Pretenders,’ said Josh.
I managed a smile. ‘I wasn’t sure if you’d know that one. My era, really.’
‘She’s class,’ said Josh.
‘You know what?’ I said. ‘Your mum looks a bit like her. Dark hair and eyes, dead slim.’
Josh nodded. I let go of him.
He sat and thought for a bit. ‘Dad doesn’t want me to see her, does he? That’s why he got you to talk to me.’
‘Your father wants what’s best for you. He’s a bit shaken up, that’s all. He wasn’t expecting her to turn up like that.’
‘And what about you?’ asked Josh. ‘What do you think?’
‘I think it should be up to you. And I’ll understand ifyou do want to see her and I’ll understand if you don’t. Whatever you decide, I’ll support you. We both will.’
Josh put his head down and sighed. ‘I don’t know,’ he said. ‘All these years it’s been like she never really existed. It’s so weird to think I could get to know her. I’m not sure if I want to, though.’
‘Take some time, then. You don’t have to make your mind up straight away. See how you feel in a few days.’
Josh nodded.
I got up to put the kettle on. ‘Are you going to open it, then?’ I asked.
‘Oh,’ he said, turning back to the present on the table. ‘Yeah, I guess so.’
He picked it up and unpicked the tape from one end, sliding the paper off the large cardboard box beneath. It was a widescreen television box. For a moment I thought that’s what she’d got him. I was wondering where the hell we were going to put it. And then he opened the box and took something out and I saw that it wasn’t a TV at all. It was a red guitar. An electric one. Like the one we’d got him, only better.
‘Jeez,’ said Josh. ‘Look at this.’
He pointed to a scrawled signature in black marker pen on the front. Above it, I could just make out ‘To Josh, London’s Calling!’ followed by a signature.
‘It’s Joe Strummer’s guitar,’ said Josh, his mouth gaping open. ‘She’s given me Joe Strummer’s fucking Fender Telecaster.’
For once I ignored the language. In the circumstances itwas probably justified. She’d managed to give him the one thing which would now make it very hard for Josh not to want to meet her.
‘I don’t get it,’ he said, shaking his head. ‘How could she have got this?’
‘Your dad said she used to work in music promotion. One of the big record labels, I think.’
I could almost hear the cogs going round in Josh’s head.
‘She got him to sign it for me,’ he said. ‘Even though she hadn’t seen me since she left. She still got him to sign it for me.’
I nodded and smiled. Realising at that point that Josh was lost to her. And there was nothing we could do about it.
* * *
Josh was upstairs in his room playing the guitar when Chris and Matilda came home. Tom was up there with him. Josh must have texted him. He’d come round pretty sharpish.

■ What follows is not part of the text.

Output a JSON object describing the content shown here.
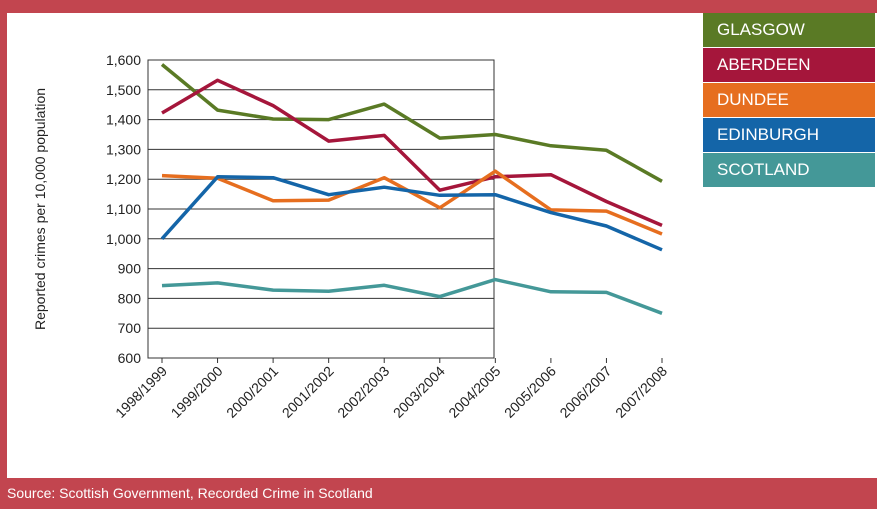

It was Matilda who realised first. She never missed a thing. Her brow furrowed as she looked at Josh’s guitar from us, which was lying on the sofa.
Her head spun round, the ends of her still-wet hair flicking water as she did so. ‘What’s he playing?’ she asked. ‘That’s not his guitar.’
‘No. It’s a different one. He’s playing it with Tom.’
‘So did Tom bring it? Has he got one too?’
I hesitated. Chris looked at me. He twigged before I said anything. I could see it in the way his eyes darkened.
‘Er, no. It’s his. It was the present the lady brought round yesterday.’
‘So he’s got two guitars? Can I have one, then? Or just borrow his when he’s playing the new one?’
‘Maybe ask him nicely, later, if you can have a quick turn.’
‘I want to ask him now.’
‘No,’ I said. ‘Grandma’s coming round soon. Why don’t you put on a DVD while I finish cooking?’
She ran over to the TV without another word. Chris followed me into the kitchen, shutting the door behind us.